Apple is also taking on the big challenge of solving the problem of electronic health records, as many health systems use different formats, making gathering a patient's information difficult. But by standardizing on an Apple format, care facilities may hope to bring in a patient's records seamlessly and easily, no matter where the patient had been treated before. As of last November, Apple claimed it had achieved 16% penetration into U.S. health systems.
Finally, Apple may also play a key role in helping to trace the coronavirus, if its new contact tracing application built into iOS gets regulator approval and rolls out soon. Apple also recently donated $10 million to COPAN diagnostics to ramp up its sample COVID-19 testing kit production to millions of tests per week by this summer.
When asked on the recent conference call with analysts if COVID-19 had opened up new doors for Apple, Tim Cook said: "I wouldn't say that the health door opened wider. I would say it was already opened fairly wide."
A brave new world for Apple
As Apple's devices become more and more intimately intertwined with our own lives, there's tremendous opportunity for the company, but also risk. After all, creating beautiful devices is one thing. However, now that Apple is a distributor of a credit card, will it take on brand risk if any sort of malfeasance happens around its financial services? After all, Wells Fargo (NYSE:WFC) was also a beloved banking brand until it slipped up in 2016, and it hasn't recovered since.
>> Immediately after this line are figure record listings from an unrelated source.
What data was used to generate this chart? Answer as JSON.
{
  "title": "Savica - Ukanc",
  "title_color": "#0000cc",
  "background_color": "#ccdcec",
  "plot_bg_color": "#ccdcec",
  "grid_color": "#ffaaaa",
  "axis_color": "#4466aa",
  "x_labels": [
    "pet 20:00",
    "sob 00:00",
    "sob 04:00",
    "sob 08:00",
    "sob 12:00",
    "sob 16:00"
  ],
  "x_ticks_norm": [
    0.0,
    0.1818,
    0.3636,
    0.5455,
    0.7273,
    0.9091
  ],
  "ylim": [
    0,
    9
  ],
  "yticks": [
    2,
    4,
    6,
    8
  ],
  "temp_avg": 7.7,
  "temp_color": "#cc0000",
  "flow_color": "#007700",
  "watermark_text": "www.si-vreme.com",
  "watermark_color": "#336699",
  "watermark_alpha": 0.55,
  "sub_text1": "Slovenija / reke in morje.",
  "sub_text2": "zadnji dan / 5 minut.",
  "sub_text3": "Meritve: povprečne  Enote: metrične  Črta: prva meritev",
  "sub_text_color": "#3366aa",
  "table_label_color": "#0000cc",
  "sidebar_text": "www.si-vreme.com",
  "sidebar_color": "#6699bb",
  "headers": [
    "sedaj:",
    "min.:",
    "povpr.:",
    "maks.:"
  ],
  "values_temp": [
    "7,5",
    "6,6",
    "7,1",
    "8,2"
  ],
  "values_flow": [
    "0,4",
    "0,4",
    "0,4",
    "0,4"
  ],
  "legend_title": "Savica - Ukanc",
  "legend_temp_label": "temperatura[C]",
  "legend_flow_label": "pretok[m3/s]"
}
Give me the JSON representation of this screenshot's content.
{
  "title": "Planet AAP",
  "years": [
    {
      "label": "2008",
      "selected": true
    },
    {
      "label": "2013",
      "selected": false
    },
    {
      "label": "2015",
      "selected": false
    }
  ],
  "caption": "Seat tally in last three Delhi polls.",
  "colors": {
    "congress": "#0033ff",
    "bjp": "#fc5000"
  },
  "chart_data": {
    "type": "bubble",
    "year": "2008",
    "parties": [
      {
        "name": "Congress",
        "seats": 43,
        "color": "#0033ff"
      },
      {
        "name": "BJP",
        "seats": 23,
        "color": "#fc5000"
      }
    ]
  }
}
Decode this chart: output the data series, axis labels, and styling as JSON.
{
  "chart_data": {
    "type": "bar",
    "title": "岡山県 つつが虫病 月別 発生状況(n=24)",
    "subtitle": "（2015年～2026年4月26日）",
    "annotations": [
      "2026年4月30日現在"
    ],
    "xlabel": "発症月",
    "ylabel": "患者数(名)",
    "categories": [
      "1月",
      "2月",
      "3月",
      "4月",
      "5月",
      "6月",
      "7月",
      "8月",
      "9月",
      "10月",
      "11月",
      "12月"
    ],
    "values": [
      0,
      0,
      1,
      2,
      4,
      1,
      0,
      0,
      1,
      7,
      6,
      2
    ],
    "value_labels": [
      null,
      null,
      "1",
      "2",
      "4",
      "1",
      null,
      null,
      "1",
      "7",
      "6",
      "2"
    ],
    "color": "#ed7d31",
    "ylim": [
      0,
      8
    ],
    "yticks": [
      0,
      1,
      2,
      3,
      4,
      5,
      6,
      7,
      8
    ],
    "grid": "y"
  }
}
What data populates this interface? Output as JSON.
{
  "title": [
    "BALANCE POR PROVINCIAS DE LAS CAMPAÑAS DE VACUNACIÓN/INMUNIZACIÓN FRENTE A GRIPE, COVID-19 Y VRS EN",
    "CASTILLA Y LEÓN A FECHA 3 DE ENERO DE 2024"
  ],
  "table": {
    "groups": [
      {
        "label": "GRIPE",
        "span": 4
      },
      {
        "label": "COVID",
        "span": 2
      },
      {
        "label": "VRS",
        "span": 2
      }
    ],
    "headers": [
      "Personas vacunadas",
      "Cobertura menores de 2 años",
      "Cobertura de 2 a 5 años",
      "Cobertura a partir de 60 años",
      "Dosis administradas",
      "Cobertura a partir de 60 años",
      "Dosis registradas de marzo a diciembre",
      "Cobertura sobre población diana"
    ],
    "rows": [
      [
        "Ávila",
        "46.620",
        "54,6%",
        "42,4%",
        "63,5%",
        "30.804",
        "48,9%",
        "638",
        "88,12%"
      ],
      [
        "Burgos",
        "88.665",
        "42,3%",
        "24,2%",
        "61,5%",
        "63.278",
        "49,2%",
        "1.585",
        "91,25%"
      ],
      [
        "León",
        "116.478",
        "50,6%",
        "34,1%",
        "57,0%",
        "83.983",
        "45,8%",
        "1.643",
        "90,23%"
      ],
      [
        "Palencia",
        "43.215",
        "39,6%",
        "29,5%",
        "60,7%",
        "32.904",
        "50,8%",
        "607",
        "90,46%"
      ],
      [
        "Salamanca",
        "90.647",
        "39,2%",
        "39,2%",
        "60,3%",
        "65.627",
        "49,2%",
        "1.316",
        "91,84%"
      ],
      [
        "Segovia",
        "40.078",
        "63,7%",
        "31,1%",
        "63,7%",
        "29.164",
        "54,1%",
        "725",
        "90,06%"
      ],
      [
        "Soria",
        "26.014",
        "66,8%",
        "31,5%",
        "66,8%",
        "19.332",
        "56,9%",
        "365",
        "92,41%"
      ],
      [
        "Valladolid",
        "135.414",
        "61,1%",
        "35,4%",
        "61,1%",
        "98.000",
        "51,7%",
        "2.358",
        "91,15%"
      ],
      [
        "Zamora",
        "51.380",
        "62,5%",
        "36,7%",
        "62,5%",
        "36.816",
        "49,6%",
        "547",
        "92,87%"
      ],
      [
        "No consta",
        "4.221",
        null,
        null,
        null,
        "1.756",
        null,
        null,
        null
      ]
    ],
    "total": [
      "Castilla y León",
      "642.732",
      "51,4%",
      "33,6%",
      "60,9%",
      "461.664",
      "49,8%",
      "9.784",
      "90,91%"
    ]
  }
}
Apple is also now producing its own TV and film content. What kind of content should it make? Family-friendly fare, or gritty, challenging content aiming to shake up the status quo? Can it do both? What is more closely aligned with Apple's brand as it becomes more of a global mainstream company? And is it too late to catch up with Netflix (NASDAQ:NFLX) and others, which have been at this for longer? Moreover, as Apple digs further into people's health, that opens up a whole can of worms around liability and also privacy.
These are all issues Apple is going to have to grapple with in the 2020s, but the company will need to contend with them if Apple is to become more a services company by 2030, which is key to its profit growth.
However, as long as the company adheres to its brand principles, admits mistakes, and keeps improving its products and services while maintaining its technological edge, shareholders should still have a lot to look forward to over the next decade.